When we founded Stadion Sports, we did so, in part, because the conversation taking place in intercollegiate athletics today sounds very familiar to that which took place in Olympic sport all the way back in the early 1990s (yes, some of us are old enough to have been around way back then).
The challenge for Olympic sport was essentially this:
How to preserve and balance a complex ecosystem of commercial rights (crossing multiple countries) that involved the International Olympic Committee, Olympic Games Organizing Committees, Olympic Broadcasters, National Olympic Committees, International Federations and National Governing Bodies – and at the same time, open a new pathway for athletes to begin benefiting from their own commercial value (read: Name, Image and Likeness).
Sound familiar?
In 1991, the IOC introduced to the Olympic Charter (which is essentially the Rules of the Road for Olympic Sport) something called Rule 40. Rule 40 was an innovative solution that protected the value of the investment required to become an Olympic Games sponsor; preserved the commercial marketplace for broadcast rightsholders; respected the commercial rights of NOCs, IFs and NGBs – AND, opened the door for athletes to begin benefiting directly from commercial opportunities.
It was Visionary Mathematics: 1+1+1+1 = A Much Happier, Vibrant And More Viable Olympic Family.

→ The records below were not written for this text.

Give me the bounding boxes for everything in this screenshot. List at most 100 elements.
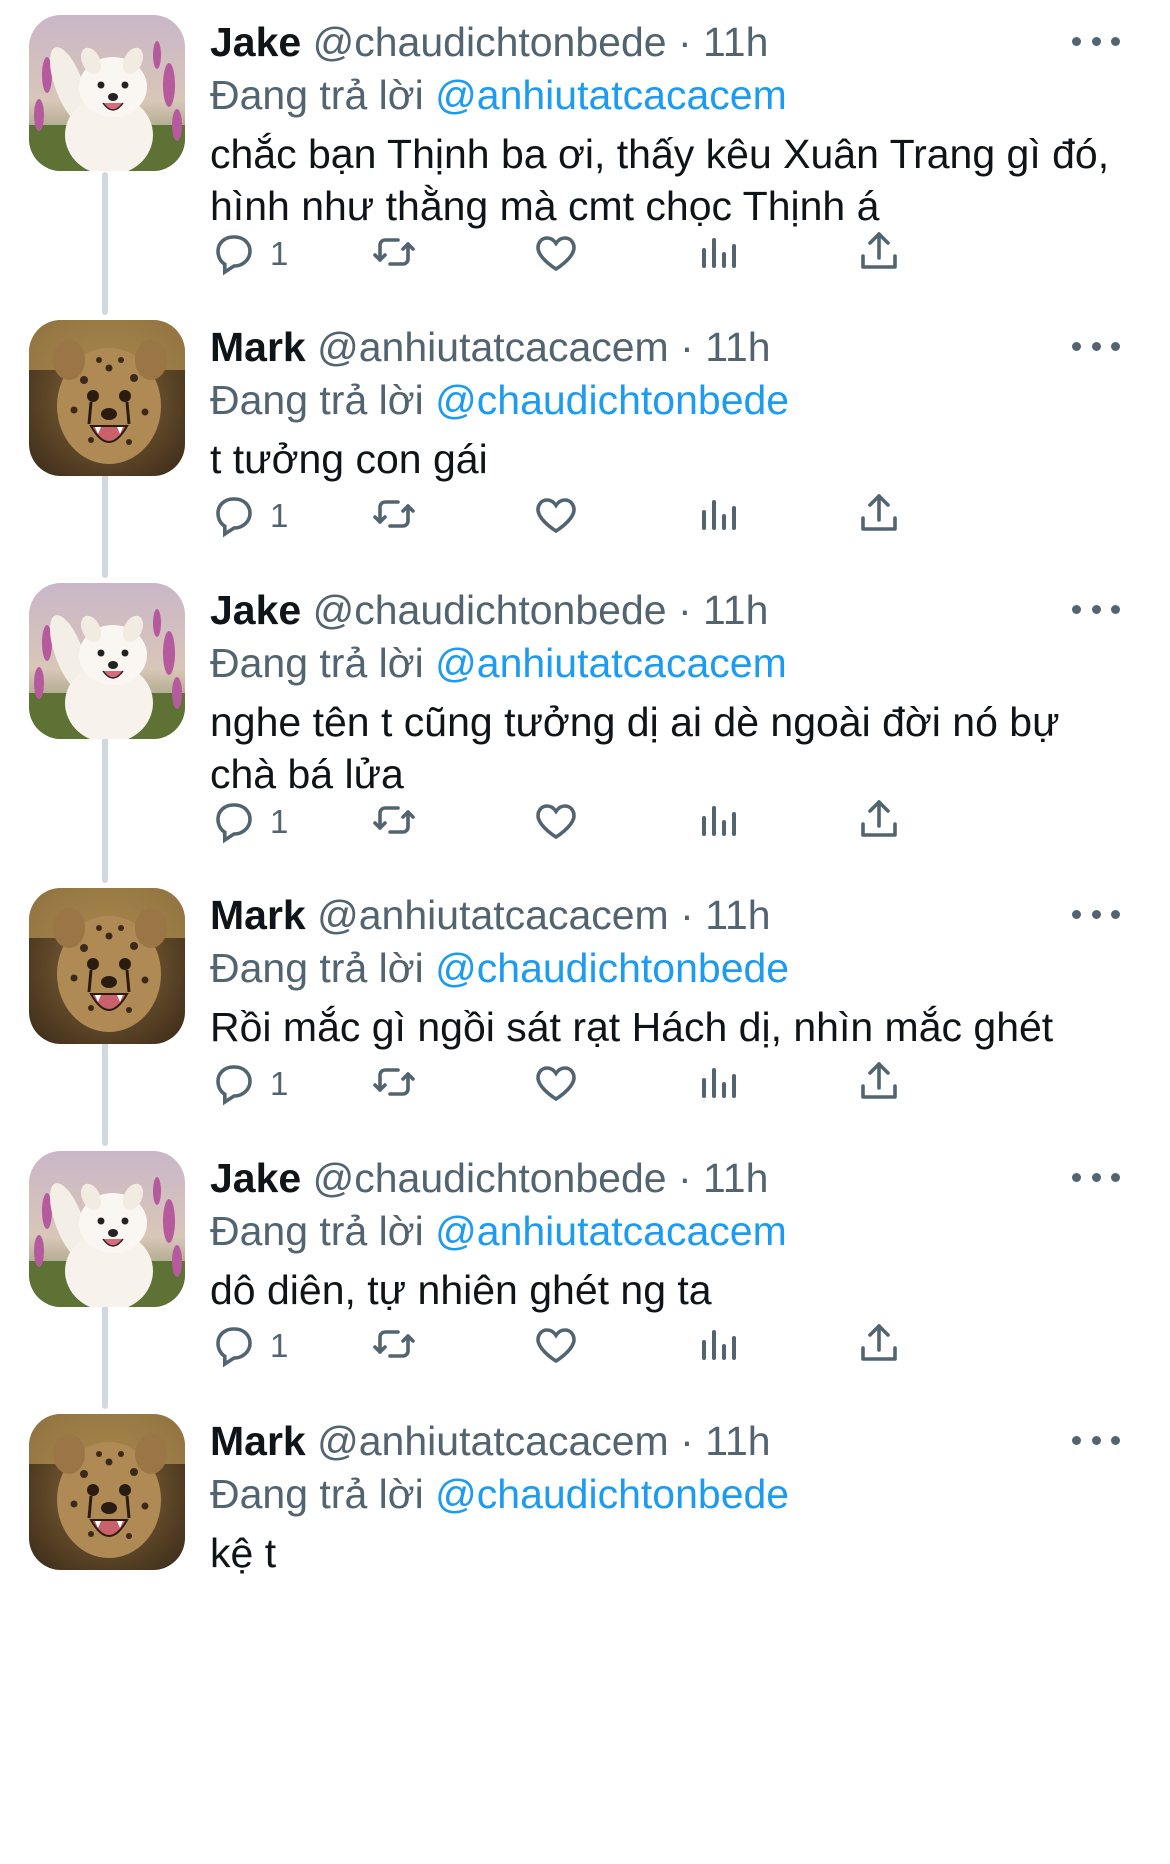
views-button[interactable] — [694, 1054, 742, 1114]
user-handle[interactable]: @chaudichtonbede — [313, 1155, 667, 1201]
replying-to: Đang trả lời @chaudichtonbede — [210, 943, 789, 993]
analytics-icon — [694, 1058, 742, 1111]
reply-button[interactable]: 1 — [210, 486, 288, 546]
views-button[interactable] — [694, 792, 742, 852]
share-button[interactable] — [855, 224, 903, 284]
reply-button[interactable]: 1 — [210, 1054, 288, 1114]
reply-to-link[interactable]: @anhiutatcacacem — [435, 72, 787, 118]
dog-avatar[interactable] — [29, 583, 185, 739]
share-button[interactable] — [855, 486, 903, 546]
user-handle[interactable]: @chaudichtonbede — [313, 587, 667, 633]
tweet-text: chắc bạn Thịnh ba ơi, thấy kêu Xuân Tran… — [210, 131, 1110, 229]
reply-thread: Jake @chaudichtonbede · 11h Đang trả lời… — [0, 0, 1170, 1864]
reply-button[interactable]: 1 — [210, 224, 288, 284]
tweet-header: Mark @anhiutatcacacem · 11h — [210, 891, 1110, 939]
more-dots-icon[interactable] — [1072, 26, 1120, 56]
reply-to-link[interactable]: @chaudichtonbede — [435, 377, 789, 423]
reply-button[interactable]: 1 — [210, 792, 288, 852]
reply-button[interactable]: 1 — [210, 1316, 288, 1376]
comment-icon — [210, 1320, 258, 1373]
cheetah-avatar[interactable] — [29, 320, 185, 476]
timestamp[interactable]: 11h — [703, 1155, 768, 1201]
share-icon — [855, 1320, 903, 1373]
replying-to: Đang trả lời @chaudichtonbede — [210, 375, 789, 425]
dog-avatar[interactable] — [29, 15, 185, 171]
share-icon — [855, 796, 903, 849]
reply-count: 1 — [270, 497, 289, 534]
retweet-button[interactable] — [370, 792, 418, 852]
tweet-text: Rồi mắc gì ngồi sát rạt Hách dị, nhìn mắ… — [210, 1004, 1054, 1050]
more-dots-icon[interactable] — [1072, 331, 1120, 361]
retweet-icon — [370, 228, 418, 281]
timestamp[interactable]: 11h — [705, 1418, 770, 1464]
display-name[interactable]: Jake — [210, 587, 301, 633]
share-button[interactable] — [855, 1316, 903, 1376]
share-button[interactable] — [855, 1054, 903, 1114]
retweet-button[interactable] — [370, 1054, 418, 1114]
display-name[interactable]: Jake — [210, 19, 301, 65]
share-button[interactable] — [855, 792, 903, 852]
views-button[interactable] — [694, 1316, 742, 1376]
thread-line — [102, 172, 108, 315]
separator: · — [680, 324, 694, 370]
separator: · — [680, 892, 694, 938]
reply-count: 1 — [270, 1327, 289, 1364]
tweet-text: t tưởng con gái — [210, 436, 488, 482]
views-button[interactable] — [694, 486, 742, 546]
tweet-text: nghe tên t cũng tưởng dị ai dè ngoài đời… — [210, 699, 1060, 797]
timestamp[interactable]: 11h — [705, 324, 770, 370]
more-dots-icon[interactable] — [1072, 899, 1120, 929]
comment-icon — [210, 1058, 258, 1111]
separator: · — [677, 1155, 692, 1201]
heart-icon — [532, 228, 580, 281]
dog-avatar[interactable] — [29, 1151, 185, 1307]
replying-to: Đang trả lời @anhiutatcacacem — [210, 638, 787, 688]
replying-to-label: Đang trả lời — [210, 377, 424, 423]
more-dots-icon[interactable] — [1072, 594, 1120, 624]
tweet-actions: 1 — [210, 224, 1110, 284]
like-button[interactable] — [532, 1316, 580, 1376]
more-dots-icon[interactable] — [1072, 1425, 1120, 1455]
like-button[interactable] — [532, 486, 580, 546]
cheetah-avatar[interactable] — [29, 1414, 185, 1570]
heart-icon — [532, 796, 580, 849]
display-name[interactable]: Mark — [210, 1418, 306, 1464]
like-button[interactable] — [532, 1054, 580, 1114]
display-name[interactable]: Jake — [210, 1155, 301, 1201]
retweet-button[interactable] — [370, 486, 418, 546]
like-button[interactable] — [532, 224, 580, 284]
separator: · — [680, 1418, 694, 1464]
user-handle[interactable]: @anhiutatcacacem — [317, 1418, 669, 1464]
timestamp[interactable]: 11h — [705, 892, 770, 938]
tweet-header: Mark @anhiutatcacacem · 11h — [210, 323, 1110, 371]
heart-icon — [532, 1320, 580, 1373]
reply-count: 1 — [270, 803, 289, 840]
separator: · — [677, 19, 692, 65]
display-name[interactable]: Mark — [210, 892, 306, 938]
comment-icon — [210, 228, 258, 281]
display-name[interactable]: Mark — [210, 324, 306, 370]
timestamp[interactable]: 11h — [703, 19, 768, 65]
user-handle[interactable]: @chaudichtonbede — [313, 19, 667, 65]
tweet-header: Jake @chaudichtonbede · 11h — [210, 18, 1110, 66]
heart-icon — [532, 490, 580, 543]
reply-to-link[interactable]: @anhiutatcacacem — [435, 640, 787, 686]
views-button[interactable] — [694, 224, 742, 284]
reply-to-link[interactable]: @chaudichtonbede — [435, 1471, 789, 1517]
more-dots-icon[interactable] — [1072, 1162, 1120, 1192]
cheetah-avatar[interactable] — [29, 888, 185, 1044]
reply-to-link[interactable]: @chaudichtonbede — [435, 945, 789, 991]
heart-icon — [532, 1058, 580, 1111]
retweet-button[interactable] — [370, 1316, 418, 1376]
user-handle[interactable]: @anhiutatcacacem — [317, 324, 669, 370]
retweet-button[interactable] — [370, 224, 418, 284]
reply-to-link[interactable]: @anhiutatcacacem — [435, 1208, 787, 1254]
analytics-icon — [694, 1320, 742, 1373]
share-icon — [855, 490, 903, 543]
like-button[interactable] — [532, 792, 580, 852]
analytics-icon — [694, 228, 742, 281]
user-handle[interactable]: @anhiutatcacacem — [317, 892, 669, 938]
replying-to-label: Đang trả lời — [210, 72, 424, 118]
timestamp[interactable]: 11h — [703, 587, 768, 633]
separator: · — [677, 587, 692, 633]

One of the key features of Rule 40 is this: the IOC establishes a “blackout period” – generally commencing a few weeks prior to the beginning of the Olympic Games and extending until a few days after conclusion of the Games – during which participants in the Olympic Games (read: Athletes) agree to not allow his/her person, name, picture or sports performance to be used for advertising purposes.
At the same time, there are important exceptions to Rule 40 – notably for Olympic Games Sponsors, Games Broadcasters and National Olympic Committee Sponsors, who are permitted to use Games and athlete imagery in commercial programs during the blackout period (subject to IOC rules).
What does this all mean:
For the 3 years and 10 months (or so) leading up to the Olympic Games, athletes are free to construct their own endorsement deals and other NIL opportunities – working, of course, within the rights parameters of their National Governing Body (including National Team agreements), National Olympic Committee and, in some cases, their International Federation. Of course, use of the word “Olympic” and related marks and terminology is, understandably, strictly protected by the IOC and National Olympic Committees such as the United States Olympic and Paralympic Committee.
Then, during a specific period of time, the ability to leverage an official Olympic association, Olympic imagery, etc. is assigned exclusively to Olympic Sponsors, Broadcasters and National Olympic Committees (there are a few exceptions granted here, but you get the idea).
First implemented some 30 years ago, this was an innovative solution introduced by the IOC designed to create a larger pie for everyone.
As with everything in sport, Rule 40 is evolving, and the IOC and National Olympic Committees have made some significant -- and progressive -- changes that will be seen as quickly as the upcoming Tokyo Games; changes that will further benefit athletes and their personal sponsors. More on that in a future post.
For now, could this framework apply to intercollegiate athletics? We certainly think so. We think the lessons learned from international sport absolutely apply to the rapidly-changing landscape of intercollegiate athletics.
Whatever solution ultimately emerges regarding the introduction of NIL for intercollegiate athletics, the challenge is this: how best to prepare your student-athletes, athletic department and commercial partners to succeed in a world that is changing very rapidly.
Exciting times (that feel familiar).